A aposentadoria por idade de rurícola reclama idade mínima de 60 anos, se homem, e 55 anos,
se mulher (§ 1º do art. 48 da Lei nº 8.213/91), além da demonstração do exercício de atividade
rural, bem como o cumprimento da carência mínima exigida no art. 142 da referida lei.
De acordo com a jurisprudência, é suficiente a tal demonstração o início de prova material
corroborado por prova testemunhal. Ademais, para a concessão de benefícios rurais, houve um
abrandamento no rigorismo da lei quanto à comprovação da condição de rurícola dos
trabalhadores do campo, permitindo-se a extensão dessa qualidade do marido à esposa, ou até
mesmo dos pais aos filhos, ou seja, são extensíveis os documentos em que os genitores, os
cônjuges, ou conviventes, aparecem qualificados como lavradores, ainda que o desempenho da
atividade campesina não tenha se dado sob o regime de economia familiar.
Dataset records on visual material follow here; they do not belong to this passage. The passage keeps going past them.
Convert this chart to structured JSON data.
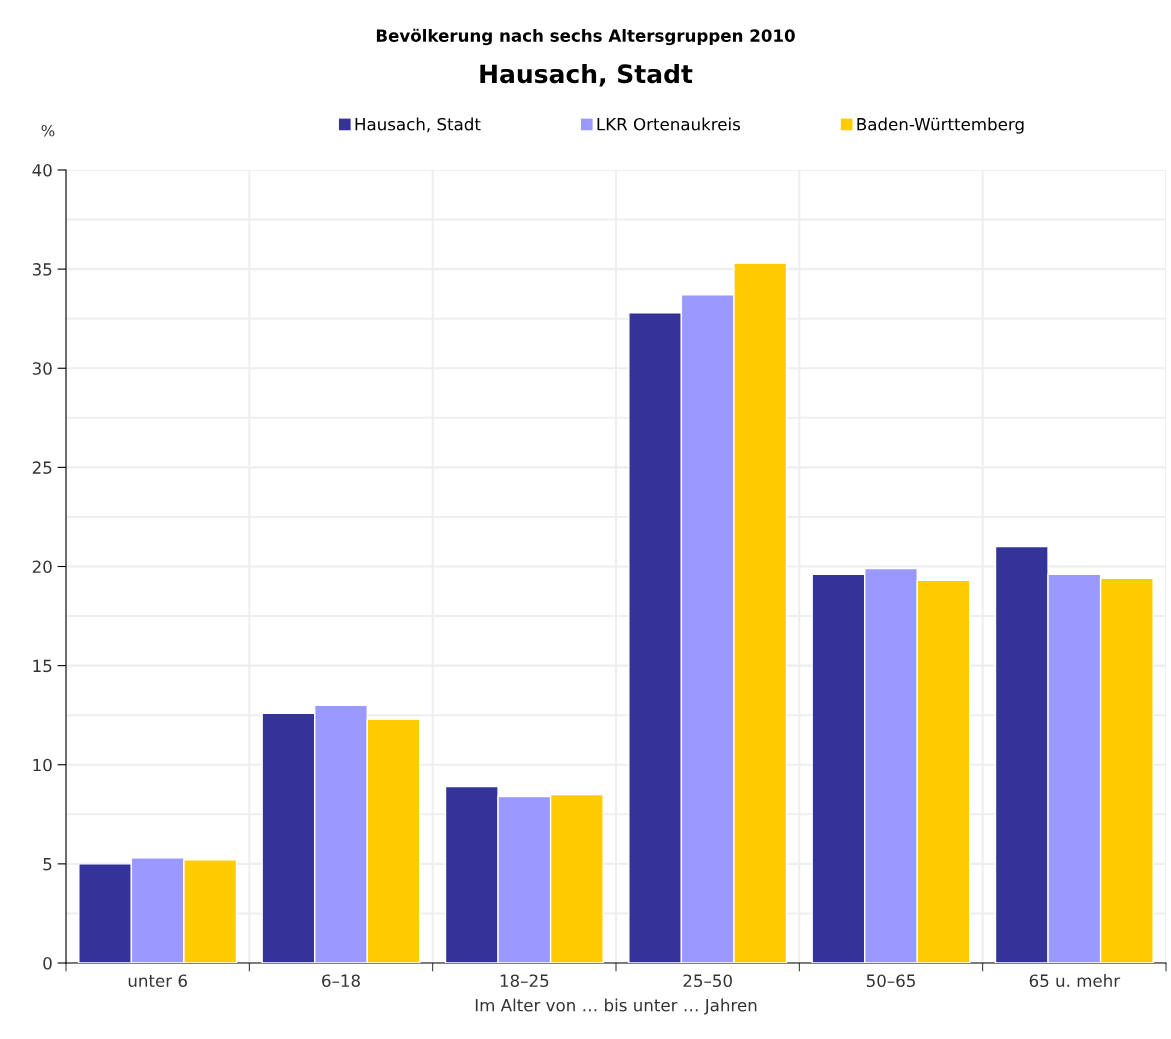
{
  "chart_data": {
    "type": "bar",
    "title": "Bevölkerung nach sechs Altersgruppen 2010",
    "subtitle": "Hausach, Stadt",
    "ylabel": "%",
    "xlabel": "Im Alter von … bis unter … Jahren",
    "categories": [
      "unter 6",
      "6–18",
      "18–25",
      "25–50",
      "50–65",
      "65 u. mehr"
    ],
    "series": [
      {
        "name": "Hausach, Stadt",
        "color": "#333399",
        "values": [
          5.0,
          12.6,
          8.9,
          32.8,
          19.6,
          21.0
        ]
      },
      {
        "name": "LKR Ortenaukreis",
        "color": "#9999ff",
        "values": [
          5.3,
          13.0,
          8.4,
          33.7,
          19.9,
          19.6
        ]
      },
      {
        "name": "Baden-Württemberg",
        "color": "#ffcc00",
        "values": [
          5.2,
          12.3,
          8.5,
          35.3,
          19.3,
          19.4
        ]
      }
    ],
    "ylim": [
      0,
      40
    ],
    "yticks": [
      0,
      {
        "value": 2.5,
        "label": null
      },
      5,
      {
        "value": 7.5,
        "label": null
      },
      10,
      {
        "value": 12.5,
        "label": null
      },
      15,
      {
        "value": 17.5,
        "label": null
      },
      20,
      {
        "value": 22.5,
        "label": null
      },
      25,
      {
        "value": 27.5,
        "label": null
      },
      30,
      {
        "value": 32.5,
        "label": null
      },
      35,
      {
        "value": 37.5,
        "label": null
      },
      40
    ],
    "grid": true,
    "legend": "top"
  }
}
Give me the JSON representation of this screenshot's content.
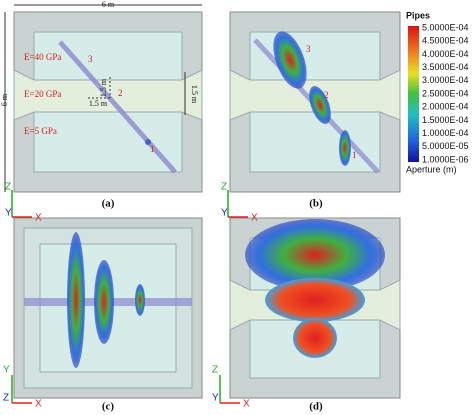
{
  "panels": [
    {
      "label": "(a)",
      "axes": [
        "Z",
        "Y",
        "X"
      ],
      "annotations": {
        "width": "6 m",
        "height": "6 m",
        "layers": [
          "E=40 GPa",
          "E=20 GPa",
          "E=5 GPa"
        ],
        "dims": [
          "1.5 m",
          "1.5 m",
          "1.5 m"
        ],
        "points": [
          "3",
          "2",
          "1"
        ]
      }
    },
    {
      "label": "(b)",
      "axes": [
        "Z",
        "Y",
        "X"
      ],
      "points": [
        "3",
        "2",
        "1"
      ]
    },
    {
      "label": "(c)",
      "axes": [
        "Y",
        "Z",
        "X"
      ]
    },
    {
      "label": "(d)",
      "axes": [
        "Z",
        "Y",
        "X"
      ]
    }
  ],
  "legend": {
    "title": "Pipes",
    "labels": [
      "5.0000E-04",
      "4.5000E-04",
      "4.0000E-04",
      "3.5000E-04",
      "3.0000E-04",
      "2.5000E-04",
      "2.0000E-04",
      "1.5000E-04",
      "1.0000E-04",
      "5.0000E-05",
      "1.0000E-06"
    ],
    "axis_label": "Aperture (m)"
  }
}
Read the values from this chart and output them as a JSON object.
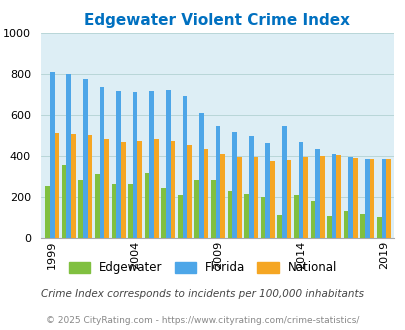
{
  "title": "Edgewater Violent Crime Index",
  "years": [
    1999,
    2000,
    2001,
    2002,
    2003,
    2004,
    2005,
    2006,
    2007,
    2008,
    2009,
    2010,
    2011,
    2012,
    2013,
    2014,
    2015,
    2016,
    2017,
    2018,
    2019
  ],
  "edgewater": [
    250,
    355,
    280,
    310,
    260,
    260,
    315,
    240,
    210,
    280,
    280,
    230,
    215,
    200,
    110,
    210,
    180,
    105,
    130,
    115,
    100
  ],
  "florida": [
    810,
    800,
    775,
    735,
    715,
    710,
    715,
    720,
    690,
    610,
    545,
    515,
    495,
    460,
    545,
    465,
    435,
    410,
    395,
    385,
    385
  ],
  "national": [
    510,
    505,
    500,
    480,
    465,
    470,
    480,
    470,
    455,
    435,
    410,
    395,
    395,
    375,
    380,
    395,
    400,
    405,
    390,
    385,
    385
  ],
  "ylim": [
    0,
    1000
  ],
  "yticks": [
    0,
    200,
    400,
    600,
    800,
    1000
  ],
  "bar_width": 0.28,
  "color_edgewater": "#80c040",
  "color_florida": "#4da6e8",
  "color_national": "#f5a623",
  "bg_color": "#ddeef5",
  "title_color": "#0070c0",
  "title_fontsize": 11,
  "xlabel_ticks": [
    1999,
    2004,
    2009,
    2014,
    2019
  ],
  "subtitle": "Crime Index corresponds to incidents per 100,000 inhabitants",
  "footer": "© 2025 CityRating.com - https://www.cityrating.com/crime-statistics/",
  "subtitle_color": "#444444",
  "footer_color": "#888888"
}
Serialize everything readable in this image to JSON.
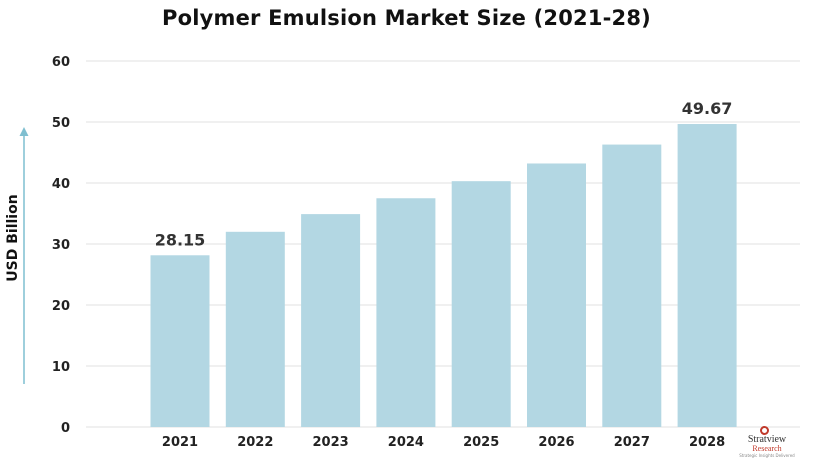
{
  "chart_data": {
    "type": "bar",
    "title": "Polymer Emulsion Market Size (2021-28)",
    "xlabel": "",
    "ylabel": "USD Billion",
    "categories": [
      "2021",
      "2022",
      "2023",
      "2024",
      "2025",
      "2026",
      "2027",
      "2028"
    ],
    "values": [
      28.15,
      32.0,
      34.9,
      37.5,
      40.3,
      43.2,
      46.3,
      49.67
    ],
    "data_labels": [
      {
        "category": "2021",
        "text": "28.15"
      },
      {
        "category": "2028",
        "text": "49.67"
      }
    ],
    "ylim": [
      0,
      60
    ],
    "yticks": [
      "0",
      "10",
      "20",
      "30",
      "40",
      "50",
      "60"
    ],
    "grid": true,
    "bar_color": "#b3d7e3",
    "grid_color": "#e2e2e2",
    "arrow_color": "#7fbfd0"
  },
  "logo": {
    "name": "Stratview",
    "sub": "Research",
    "tagline": "Strategic Insights Delivered"
  }
}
Cumpre ressaltar que, em face do caráter protetivo social de que se reveste a Previdência Social,
não se pode exigir dos trabalhadores campesinos o recolhimento de contribuições
previdenciárias, quando é de notório conhecimento a informalidade em que suas atividades são
desenvolvidas, cumprindo aqui dizer que, sob tal informalidade, verifica-se a existência de uma
subordinação, haja vista que a contratação acontece diretamente pelo produtor rural ou pelos
chamados "gatos". Semelhante exigência equivaleria a retirar dessa classe de trabalhadores
qualquer possibilidade de auferir o benefício conferido, em razão de sua atividade.
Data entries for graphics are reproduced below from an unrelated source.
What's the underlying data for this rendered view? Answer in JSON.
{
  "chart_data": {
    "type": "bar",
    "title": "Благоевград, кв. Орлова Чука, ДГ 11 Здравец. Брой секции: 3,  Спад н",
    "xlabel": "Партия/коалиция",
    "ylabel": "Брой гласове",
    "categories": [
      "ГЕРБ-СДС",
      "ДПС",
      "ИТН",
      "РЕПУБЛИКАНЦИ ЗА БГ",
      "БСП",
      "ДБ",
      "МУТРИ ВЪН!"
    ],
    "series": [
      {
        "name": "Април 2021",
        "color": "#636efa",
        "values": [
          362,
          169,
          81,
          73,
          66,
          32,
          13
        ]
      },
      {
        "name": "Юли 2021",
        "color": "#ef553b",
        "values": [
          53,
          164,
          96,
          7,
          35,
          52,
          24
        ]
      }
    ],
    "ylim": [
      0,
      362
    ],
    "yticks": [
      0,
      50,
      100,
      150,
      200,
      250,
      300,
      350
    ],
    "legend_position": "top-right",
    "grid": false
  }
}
O art. 143 da Lei n.º 8.213/1991, com a redação dada pela Lei n.º 9.063, de 28.04.1995, dispõe
que: "O trabalhador rural ora enquadrado como segurado obrigatório no Regime Geral de
Previdência Social, na forma da alínea "a" do inciso I, ou do inciso IV ou VII do art. 11 desta Lei,
pode requerer aposentadoria por idade, no valor de um salário mínimo, durante 15 (quinze) anos,
contados a partir da data de vigência desta Lei, desde que comprove o exercício de atividade
rural, ainda que descontínua, no período imediatamente anterior ao requerimento do benefício,
em número de meses idêntico à carência do referido benefício".
Quanto a se provar o efetivo exercício de atividade rural, o Superior Tribunal de Justiça considera
prescindível a abrangência de todo o período de carência previsto no art. 142 da Lei de
Benefícios pela prova material, desde que a prova testemunhal demonstre sua solidez, permitindo
sua vinculação ao tempo de carência. Tal solução, conhecida como "pro misero", se dá em
virtude da precariedade dos registros de vínculos trabalhistas nas áreas rurais, prática ainda
comum em tempos recentes e bastante disseminada em outras épocas.
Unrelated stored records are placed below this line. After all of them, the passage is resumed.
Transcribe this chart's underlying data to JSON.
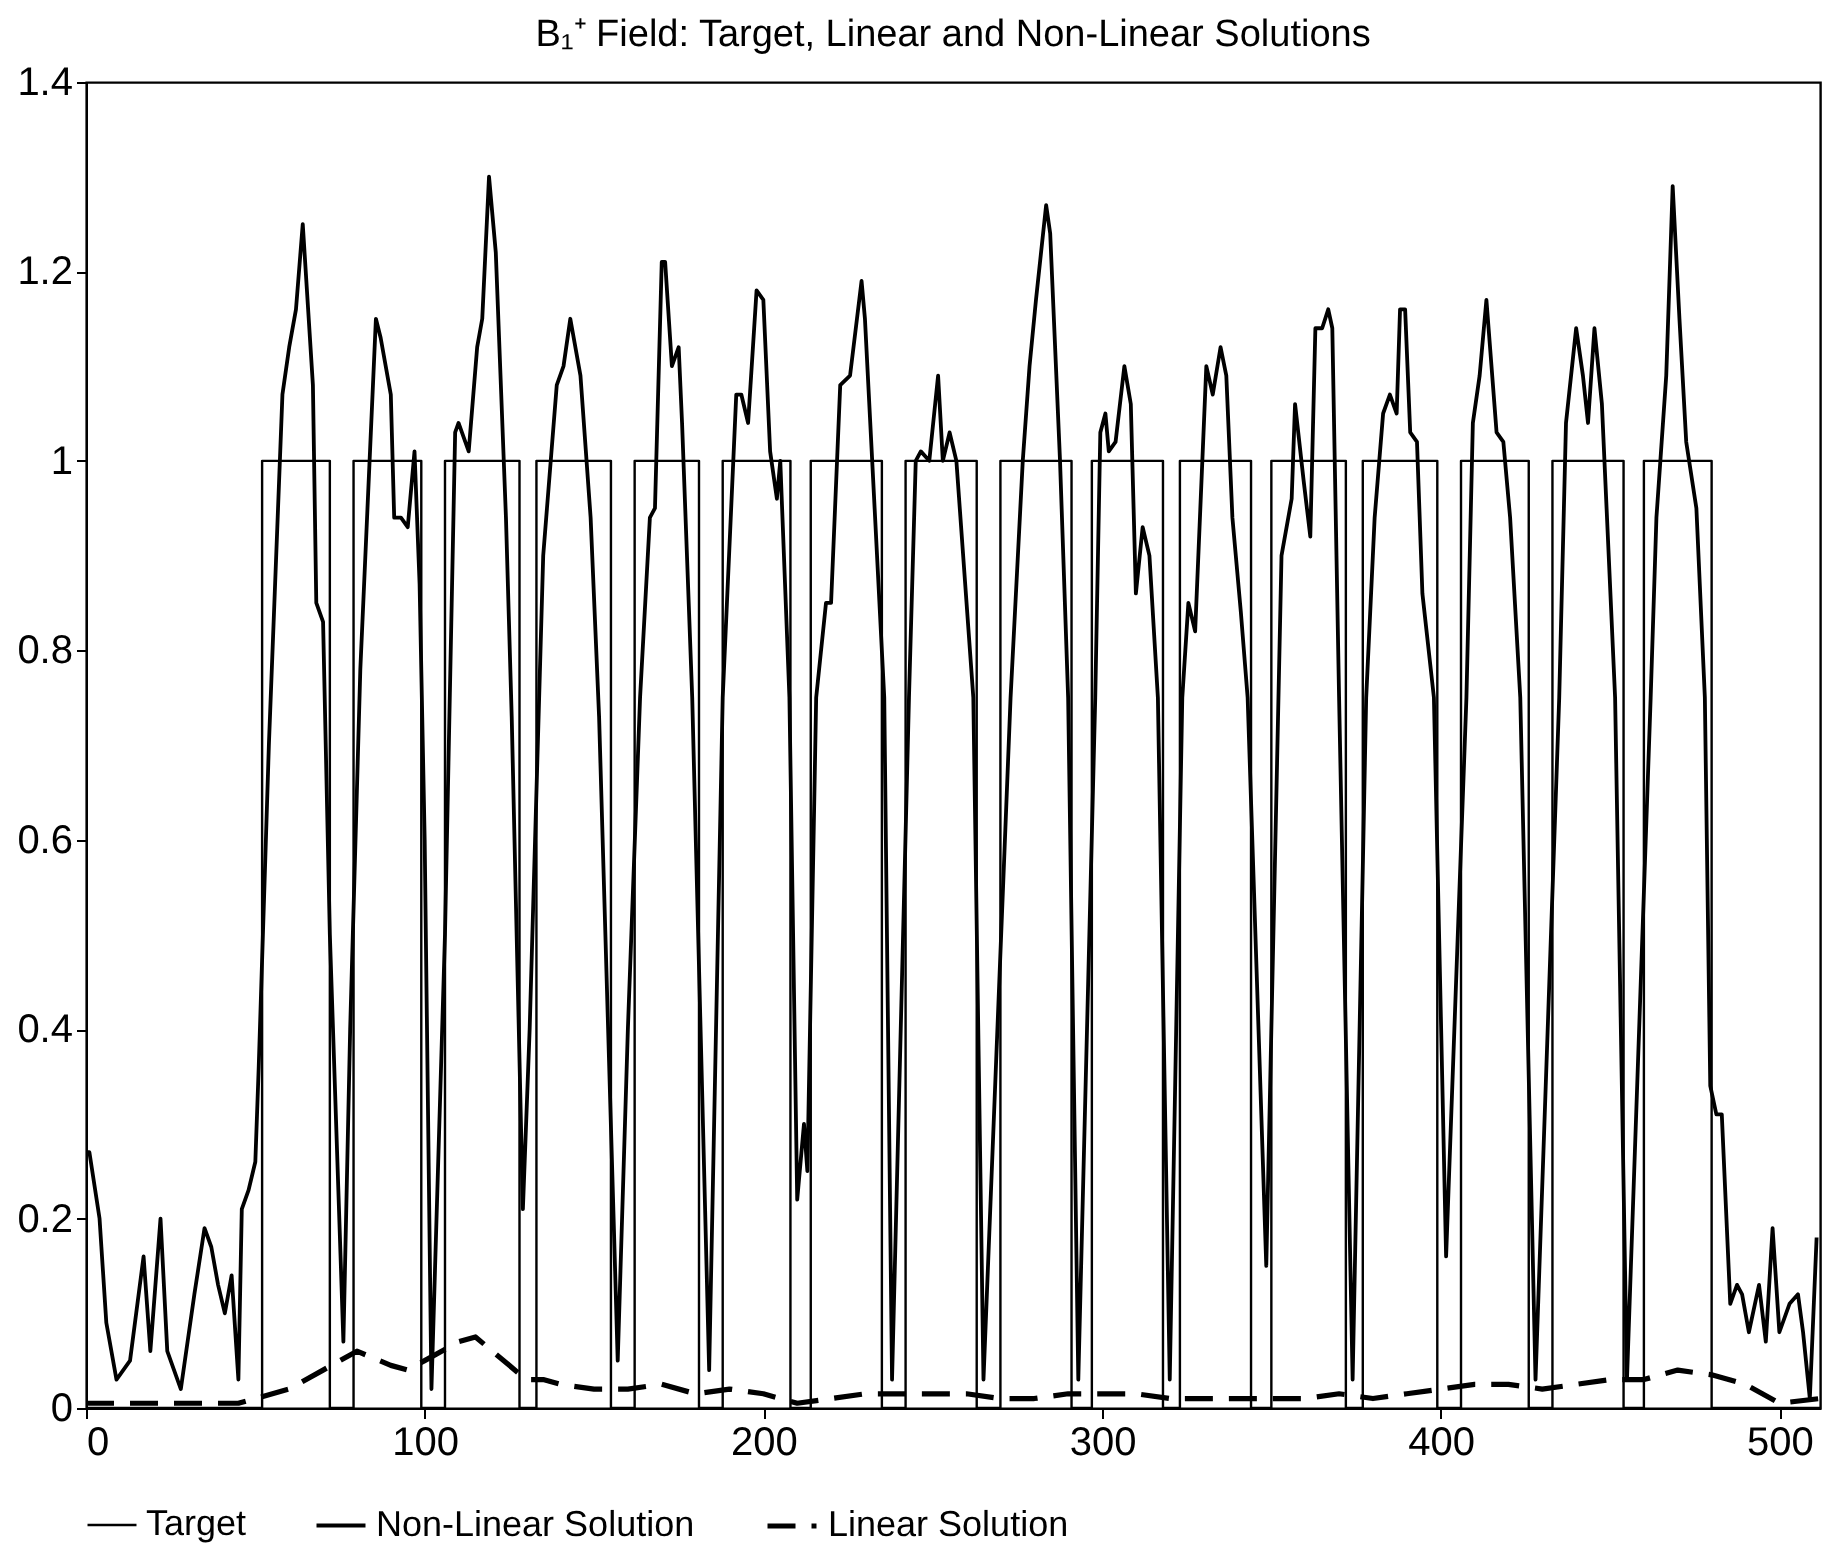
{
  "chart_data": {
    "type": "line",
    "title": "B₁⁺ Field: Target, Linear and Non-Linear Solutions",
    "xlim": [
      0,
      512
    ],
    "xticks": [
      0,
      100,
      200,
      300,
      400,
      500
    ],
    "ylim": [
      0,
      1.4
    ],
    "yticks": [
      0,
      0.2,
      0.4,
      0.6,
      0.8,
      1,
      1.2,
      1.4
    ],
    "legend": "bottom",
    "marker": "none",
    "series": [
      {
        "name": "Target",
        "color": "#000000",
        "line_style": "solid",
        "x": [
          0,
          52,
          52,
          72,
          72,
          79,
          79,
          99,
          99,
          106,
          106,
          128,
          128,
          133,
          133,
          155,
          155,
          162,
          162,
          181,
          181,
          188,
          188,
          208,
          208,
          214,
          214,
          235,
          235,
          242,
          242,
          263,
          263,
          270,
          270,
          291,
          291,
          297,
          297,
          318,
          318,
          323,
          323,
          344,
          344,
          350,
          350,
          372,
          372,
          377,
          377,
          399,
          399,
          406,
          406,
          426,
          426,
          433,
          433,
          454,
          454,
          460,
          460,
          480,
          480,
          512
        ],
        "values": [
          0,
          0,
          1,
          1,
          0,
          0,
          1,
          1,
          0,
          0,
          1,
          1,
          0,
          0,
          1,
          1,
          0,
          0,
          1,
          1,
          0,
          0,
          1,
          1,
          0,
          0,
          1,
          1,
          0,
          0,
          1,
          1,
          0,
          0,
          1,
          1,
          0,
          0,
          1,
          1,
          0,
          0,
          1,
          1,
          0,
          0,
          1,
          1,
          0,
          0,
          1,
          1,
          0,
          0,
          1,
          1,
          0,
          0,
          1,
          1,
          0,
          0,
          1,
          1,
          0,
          0
        ]
      },
      {
        "name": "Non-Linear Solution",
        "color": "#000000",
        "line_style": "solid",
        "x": [
          0,
          1,
          4,
          6,
          9,
          13,
          17,
          19,
          22,
          24,
          28,
          32,
          35,
          37,
          39,
          41,
          43,
          45,
          46,
          48,
          50,
          51,
          54,
          58,
          60,
          62,
          64,
          67,
          68,
          70,
          72,
          76,
          78,
          81,
          85.6,
          87,
          90,
          91,
          93,
          95,
          97,
          98.5,
          100,
          102,
          106,
          109,
          110,
          113,
          115.5,
          117,
          119,
          121,
          124,
          125.7,
          129,
          131,
          135,
          139,
          141,
          143,
          146,
          149,
          151.5,
          157,
          160,
          163.6,
          166.5,
          168,
          170,
          171,
          173,
          175,
          176,
          179,
          184,
          188,
          192,
          193.5,
          195.5,
          198,
          200,
          202,
          204,
          205,
          207.7,
          210,
          212,
          213,
          215.6,
          218.5,
          220,
          222.7,
          225.6,
          229,
          230,
          233,
          235.7,
          238,
          243,
          245,
          246.5,
          249,
          251.6,
          253,
          255,
          257,
          259,
          262,
          265,
          273,
          276.6,
          278.6,
          280.5,
          283.5,
          284.7,
          287.6,
          290,
          293,
          298,
          299.5,
          301,
          302,
          304,
          306.6,
          308.5,
          310,
          312,
          314,
          316.5,
          320,
          323.7,
          325.5,
          327.5,
          330.8,
          332.7,
          335,
          336.7,
          338.5,
          341,
          343,
          348.5,
          353,
          356,
          357,
          359.5,
          361.5,
          363,
          365,
          366.8,
          368,
          370,
          374,
          378,
          380.5,
          383,
          385,
          387,
          388,
          389.5,
          391,
          393,
          394.6,
          398,
          401.6,
          407.6,
          409.5,
          411.5,
          413.5,
          416.5,
          418.5,
          420.5,
          423.5,
          428,
          435,
          437,
          440,
          442,
          443.5,
          445.4,
          447.6,
          451.5,
          455,
          462,
          463.7,
          466.6,
          468.5,
          470.5,
          472.5,
          475.5,
          478,
          479.6,
          481.4,
          483,
          485.5,
          487.5,
          489,
          491,
          494,
          496,
          498,
          500,
          503,
          505.5,
          507,
          509,
          511
        ],
        "values": [
          0.27,
          0.27,
          0.2,
          0.09,
          0.03,
          0.05,
          0.16,
          0.06,
          0.2,
          0.06,
          0.02,
          0.12,
          0.19,
          0.17,
          0.13,
          0.1,
          0.14,
          0.03,
          0.21,
          0.23,
          0.26,
          0.36,
          0.7,
          1.07,
          1.12,
          1.16,
          1.25,
          1.08,
          0.85,
          0.83,
          0.5,
          0.07,
          0.4,
          0.78,
          1.15,
          1.13,
          1.07,
          0.94,
          0.94,
          0.93,
          1.01,
          0.87,
          0.6,
          0.02,
          0.5,
          1.03,
          1.04,
          1.01,
          1.12,
          1.15,
          1.3,
          1.22,
          0.94,
          0.73,
          0.21,
          0.4,
          0.9,
          1.08,
          1.1,
          1.15,
          1.09,
          0.94,
          0.73,
          0.05,
          0.4,
          0.75,
          0.94,
          0.95,
          1.21,
          1.21,
          1.1,
          1.12,
          1.04,
          0.75,
          0.04,
          0.75,
          1.07,
          1.07,
          1.04,
          1.18,
          1.17,
          1.01,
          0.96,
          1.0,
          0.75,
          0.22,
          0.3,
          0.25,
          0.75,
          0.85,
          0.85,
          1.08,
          1.09,
          1.19,
          1.15,
          0.94,
          0.75,
          0.03,
          0.75,
          1.0,
          1.01,
          1.0,
          1.09,
          1.0,
          1.03,
          1.0,
          0.9,
          0.75,
          0.03,
          0.75,
          1.0,
          1.1,
          1.17,
          1.27,
          1.24,
          1.0,
          0.75,
          0.03,
          0.75,
          1.03,
          1.05,
          1.01,
          1.02,
          1.1,
          1.06,
          0.86,
          0.93,
          0.9,
          0.75,
          0.03,
          0.75,
          0.85,
          0.82,
          1.1,
          1.07,
          1.12,
          1.09,
          0.94,
          0.84,
          0.75,
          0.15,
          0.9,
          0.96,
          1.06,
          0.98,
          0.92,
          1.14,
          1.14,
          1.16,
          1.14,
          0.75,
          0.03,
          0.75,
          0.94,
          1.05,
          1.07,
          1.05,
          1.16,
          1.16,
          1.03,
          1.02,
          0.86,
          0.75,
          0.16,
          0.75,
          1.04,
          1.09,
          1.17,
          1.03,
          1.02,
          0.94,
          0.75,
          0.03,
          0.75,
          1.04,
          1.14,
          1.09,
          1.04,
          1.14,
          1.06,
          0.75,
          0.03,
          0.75,
          0.94,
          1.09,
          1.29,
          1.15,
          1.02,
          0.95,
          0.75,
          0.34,
          0.31,
          0.31,
          0.11,
          0.13,
          0.12,
          0.08,
          0.13,
          0.07,
          0.19,
          0.08,
          0.11,
          0.12,
          0.08,
          0.01,
          0.18
        ]
      },
      {
        "name": "Linear Solution",
        "color": "#000000",
        "line_style": "dashed",
        "x": [
          0,
          20,
          45,
          50,
          60,
          70,
          80,
          90,
          95,
          100,
          110,
          115,
          120,
          130,
          135,
          140,
          150,
          160,
          170,
          180,
          190,
          200,
          210,
          220,
          230,
          240,
          250,
          260,
          270,
          280,
          290,
          300,
          310,
          320,
          330,
          340,
          350,
          360,
          370,
          380,
          390,
          400,
          410,
          420,
          430,
          440,
          450,
          460,
          470,
          480,
          490,
          500,
          512
        ],
        "values": [
          0.005,
          0.005,
          0.005,
          0.01,
          0.02,
          0.04,
          0.06,
          0.045,
          0.04,
          0.05,
          0.07,
          0.075,
          0.06,
          0.03,
          0.03,
          0.025,
          0.02,
          0.02,
          0.025,
          0.015,
          0.02,
          0.015,
          0.005,
          0.01,
          0.015,
          0.015,
          0.015,
          0.015,
          0.01,
          0.01,
          0.015,
          0.015,
          0.015,
          0.01,
          0.01,
          0.01,
          0.01,
          0.01,
          0.015,
          0.01,
          0.015,
          0.02,
          0.025,
          0.025,
          0.02,
          0.025,
          0.03,
          0.03,
          0.04,
          0.035,
          0.025,
          0.005,
          0.01
        ]
      }
    ]
  }
}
Saliento, ainda, que, segundo o recente entendimento adotado pelo STJ no julgamento do REsp
1354908, em sede de recurso repetitivo, o segurado especial deve estar trabalhando no campo
no momento em que completar a idade mínima para a obtenção da aposentadoria rural por idade,
a fim de atender ao segundo requisito exigido pela Lei de Benefícios: "período imediatamente
anterior ao requerimento do benefício", ressalvada a hipótese de direito adquirido, na qual o
segurado especial, embora não tenha ainda requerido sua aposentadoria por idade rural, já tenha
preenchido concomitantemente, no passado, ambos os requisitos - carência e idade.
No caso dos autos, a parte autora, nascida em 1960, comprovou o cumprimento do requisito
etário no ano de 2015. Assim, considerando que o implemento desse requisito se deu quando já
havia encerrada a prorrogação prevista no art. 143 da Lei de Benefícios, é necessária, após
31/12/2010, a comprovação do recolhimento de contribuições para os empregados rurais,
trabalhadores avulsos e diaristas, além da comprovação do cumprimento da carência de 180
meses, a teor do que dispõe o art. 25, inciso II, da Lei nº 8.213/91, com vistas à concessão do
benefício.
No entanto, observo que, caso o labor campesino tenha se dado em regime de economia familiar
(segurado especial), cuja atividade não foi contemplada pela alteração da lei acima referida, o
trabalho rural poderá ser reconhecido sem a observação da alteração legal constante da Lei de
Benefícios. Essa é a hipótese ventilada na peça inaugural.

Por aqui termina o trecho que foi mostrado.